Let’s just agree that the federal financial aid formulas overstate your family’s ability to pay for college.

For that reason, many parents try to game the system by reducing their reportable resources. At the top end of the scale, the aid formulas assess your income at 46%. However, your assets are assessed at “only” 5.6%. In other words, you have to contribute a maximum $560 out of a $10,000 assessable asset to pay college expenses. However, each $10,000 of income could require you to reduce your standard of living by $4,600.

Why then does everyone try to reduce assets, but pay no attention to their includable financial aid income? Maybe it’s because asset solutions are much easier to implement.
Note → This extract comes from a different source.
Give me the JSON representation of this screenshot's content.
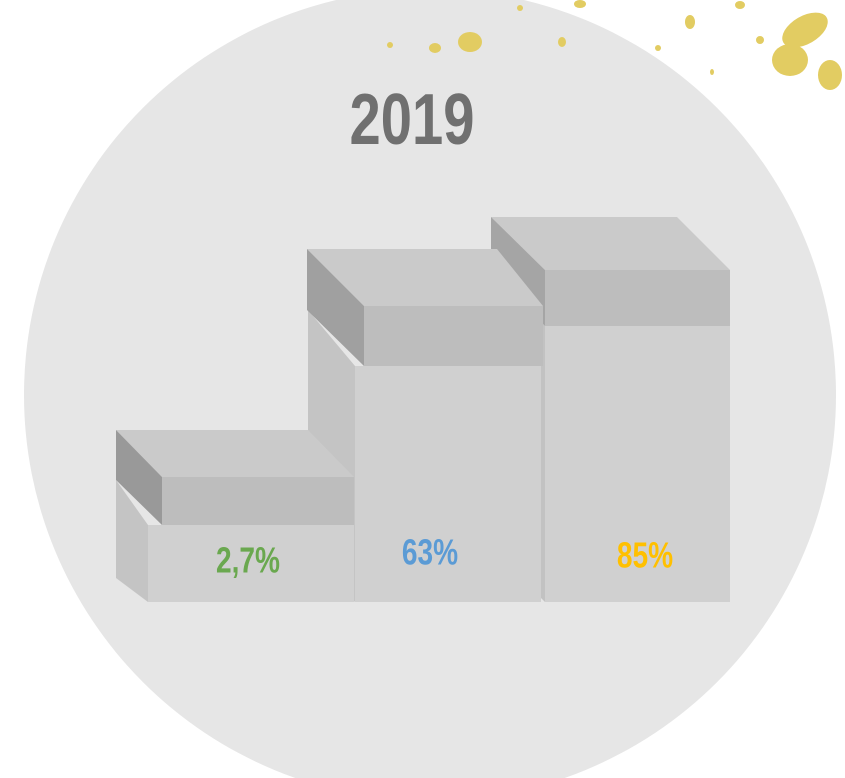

There are various financial assets that are invisible to the financial aid formulas. As such, there is no shortage of advisors who would help you move your assessable assets to one of these non-assessable financial assets. Of course, non-assessable assets such as life insurance or annuity contracts often carry hefty fees and unintended financial consequences.

Admittedly, some of the more common ways to reduce taxable income, like contributing to your company’s qualified retirement plan or your own IRA, don’t reduce financial aid income. There are ways, however, to reduce both your taxable and financial aid income. For example, contributing to your flexible spending account, delaying the start of your pension payments, or delaying income in your family business represent options for reducing current-year taxable and financial aid income.

It may not be easy but if you really want to increase your aid eligibility, concentrate your efforts on reducing your assessable income rather than your assessable assets.